Thirty-five year veteran in top police job
He has solved every murder he has investigated. Now deputy commissioner Mike Bush has "policed his way to the top".
His three-year appointment as police commissioner was announced by minister Anne Tolley yesterday. Bush, a 35-year-veteran, will take over from Peter Marshall in early April.
The former Counties Manukau commander was widely assumed to be the frontrunner. Deputy commissioner of operations since April 2011, he pioneered a crime prevention scheme that contributed to a 17 per cent drop in crime and he oversaw policing of the Rugby World Cup.
However, a cloud hung over his candidacy after he read a eulogy at the funeral of former detective inspector Bruce Hutton last year. He said Hutton, whom a royal commission of inquiry found had planted evidence that led to the wrongful murder conviction of Arthur Allan Thomas, had integrity beyond reproach.
"On reflection, I do regret giving that eulogy in my role as deputy commissioner," he said yesterday.
"The intention was good but I do understand if people were offended and I apologise to anyone who may have been offended."
However, he would not comment on who wrote the speech or whether he was originally meant to deliver it.
Arthur Thomas' brother, Des Thomas, said yesterday that the apology was a start but should have been personally addressed.
"We would like him to give Arthur a written apology.

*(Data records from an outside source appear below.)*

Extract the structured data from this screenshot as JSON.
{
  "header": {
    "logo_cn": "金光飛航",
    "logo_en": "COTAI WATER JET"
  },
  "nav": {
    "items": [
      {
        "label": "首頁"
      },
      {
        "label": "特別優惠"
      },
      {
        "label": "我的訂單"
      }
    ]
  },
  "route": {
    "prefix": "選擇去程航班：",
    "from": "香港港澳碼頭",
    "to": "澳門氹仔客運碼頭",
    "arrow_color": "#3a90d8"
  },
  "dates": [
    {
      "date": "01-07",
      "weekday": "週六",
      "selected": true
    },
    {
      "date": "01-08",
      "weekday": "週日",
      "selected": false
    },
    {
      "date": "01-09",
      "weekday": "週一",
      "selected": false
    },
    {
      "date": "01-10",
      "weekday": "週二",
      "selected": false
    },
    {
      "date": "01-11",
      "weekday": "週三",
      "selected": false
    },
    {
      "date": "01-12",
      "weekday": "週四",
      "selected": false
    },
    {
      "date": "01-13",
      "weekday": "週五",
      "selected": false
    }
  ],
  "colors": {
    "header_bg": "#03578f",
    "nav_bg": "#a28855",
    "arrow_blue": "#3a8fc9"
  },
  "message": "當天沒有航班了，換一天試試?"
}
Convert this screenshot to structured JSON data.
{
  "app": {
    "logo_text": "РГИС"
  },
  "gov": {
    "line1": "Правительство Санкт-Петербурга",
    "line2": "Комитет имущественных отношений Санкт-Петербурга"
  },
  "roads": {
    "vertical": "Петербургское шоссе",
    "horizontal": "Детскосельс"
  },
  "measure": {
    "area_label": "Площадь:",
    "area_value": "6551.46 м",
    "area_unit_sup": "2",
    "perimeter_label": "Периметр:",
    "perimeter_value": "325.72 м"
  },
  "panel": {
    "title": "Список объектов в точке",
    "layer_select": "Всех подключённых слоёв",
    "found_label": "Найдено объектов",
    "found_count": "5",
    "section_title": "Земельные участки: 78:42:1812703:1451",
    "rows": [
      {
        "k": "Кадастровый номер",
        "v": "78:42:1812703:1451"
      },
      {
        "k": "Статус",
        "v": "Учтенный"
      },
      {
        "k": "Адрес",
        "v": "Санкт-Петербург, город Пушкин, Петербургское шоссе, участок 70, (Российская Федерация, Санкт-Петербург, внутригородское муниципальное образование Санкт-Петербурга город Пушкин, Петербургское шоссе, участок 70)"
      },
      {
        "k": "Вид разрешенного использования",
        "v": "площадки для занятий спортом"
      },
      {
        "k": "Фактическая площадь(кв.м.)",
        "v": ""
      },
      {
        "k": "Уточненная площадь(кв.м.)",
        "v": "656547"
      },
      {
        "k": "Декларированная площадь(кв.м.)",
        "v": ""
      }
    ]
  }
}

That would show his sincerity. That would go a long way to showing he has a sense of justice here," he said.
Arthur Thomas and his family would have preferred a written apology.
However, the apology was a step in the right direction for the commissioner and for police, Thomas said.

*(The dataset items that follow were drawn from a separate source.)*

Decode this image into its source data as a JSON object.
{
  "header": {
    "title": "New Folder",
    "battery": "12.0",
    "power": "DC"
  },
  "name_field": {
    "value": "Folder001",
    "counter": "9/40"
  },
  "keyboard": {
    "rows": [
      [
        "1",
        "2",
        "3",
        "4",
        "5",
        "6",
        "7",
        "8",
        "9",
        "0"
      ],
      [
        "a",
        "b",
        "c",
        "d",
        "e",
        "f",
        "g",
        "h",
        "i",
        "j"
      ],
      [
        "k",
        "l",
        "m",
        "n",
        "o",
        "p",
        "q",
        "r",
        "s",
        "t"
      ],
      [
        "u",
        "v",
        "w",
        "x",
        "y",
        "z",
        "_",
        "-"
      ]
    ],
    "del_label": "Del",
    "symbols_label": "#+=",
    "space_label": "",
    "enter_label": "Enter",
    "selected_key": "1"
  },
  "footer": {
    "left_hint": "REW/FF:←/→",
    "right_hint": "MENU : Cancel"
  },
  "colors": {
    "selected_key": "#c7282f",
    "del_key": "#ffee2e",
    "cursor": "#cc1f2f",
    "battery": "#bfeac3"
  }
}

Bush is likely to escape any fallout from a report into the 1970 Crewe murders, which is due imminently. Instead, Marshall will front the findings.
Police Association president Greg O'Connor welcomed Bush's appointment.

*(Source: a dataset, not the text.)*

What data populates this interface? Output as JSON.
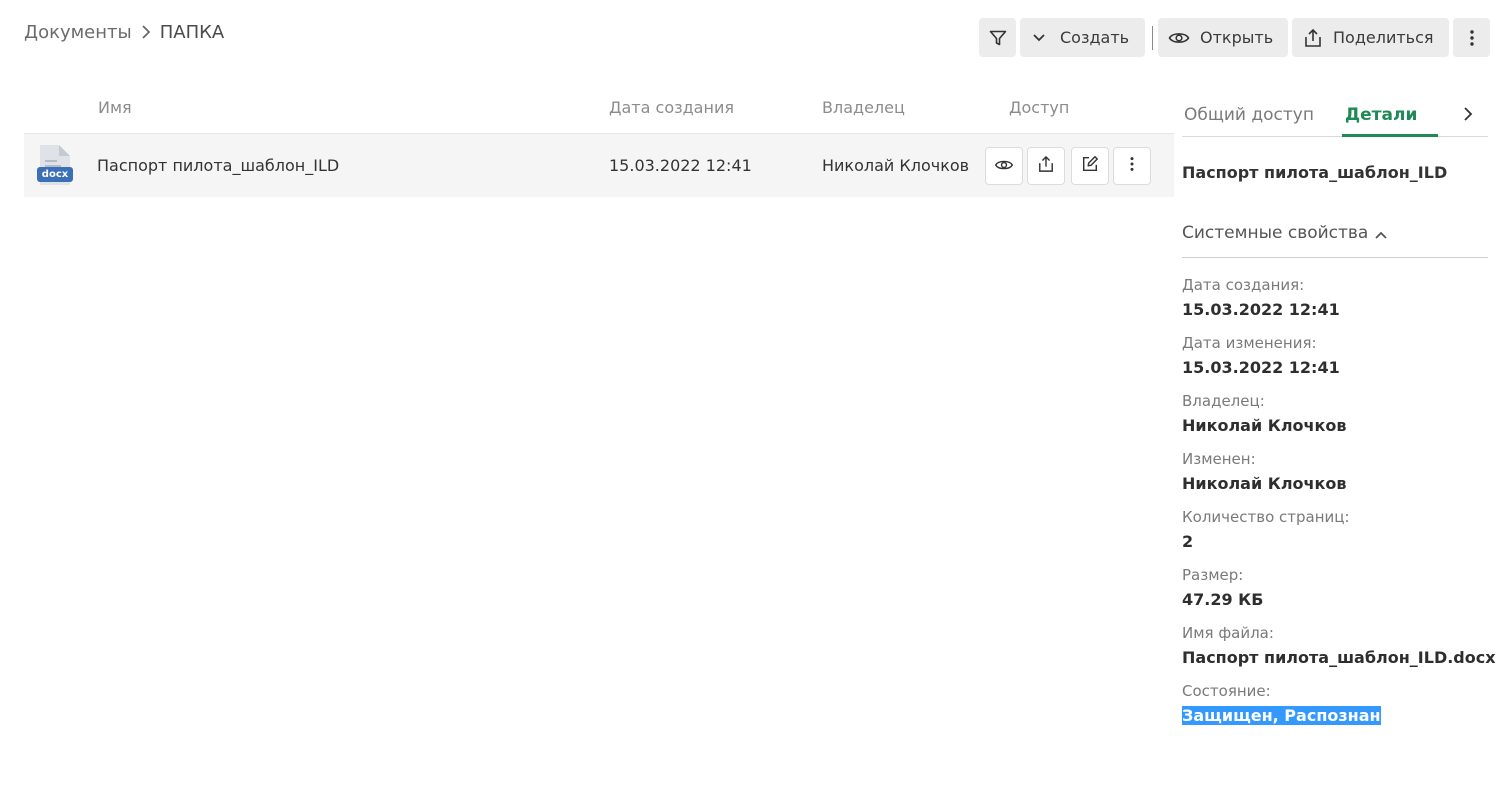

"This will be a popular appointment amongst police. Mike Bush has policed his way to the top."
However, he warned Bush would grapple with stretched resources, following a 2012 Budget freeze.
Bush responded: "The role is being a police commissioner and being a chief executive at the same time. One of my responsibilities is to ensure that we . . . reduce crime and keep people safe within the allocated budget."
The 53-year-old began his career in Kaitaia in 1978 and went on to take charge of Interpol in Wellington. He headed North Shore CIB and was later crime manager of the Bay of Plenty district.
As police liaison officer for Southeast Asia, he was the first Kiwi officer to reach Phuket after the 2004 Boxing Day tsunami, and was later made a Member of the New Zealand Order of Merit for his work.
Before becoming district commander for Counties Manukau in 2008, he was crime services manager for Waitemata District. He led a $100 million methamphetamine drug bust and solved every murder case he was assigned.
However, the death of 49-year-old electrician Stavros Stavrianos haunted him because police never recovered a body. Detectives solved the mystery despite having only a tiny piece of his skull to go on.
Almost six years ago, he saw the safe return of kidnapped 5-year-old Xin Xin Ma to her relieved family. Bush was awarded a prestigious silver merit award for the rescue.
He wants to get his feet under the desk before he announces any major changes.
"I'm very results focused . . . I think we have got the right plan. I am just going to nail that home. It's about doing our utmost to make sure people aren't victims of crime or crash."
Tolley said Bush would be "an outstanding" commissioner.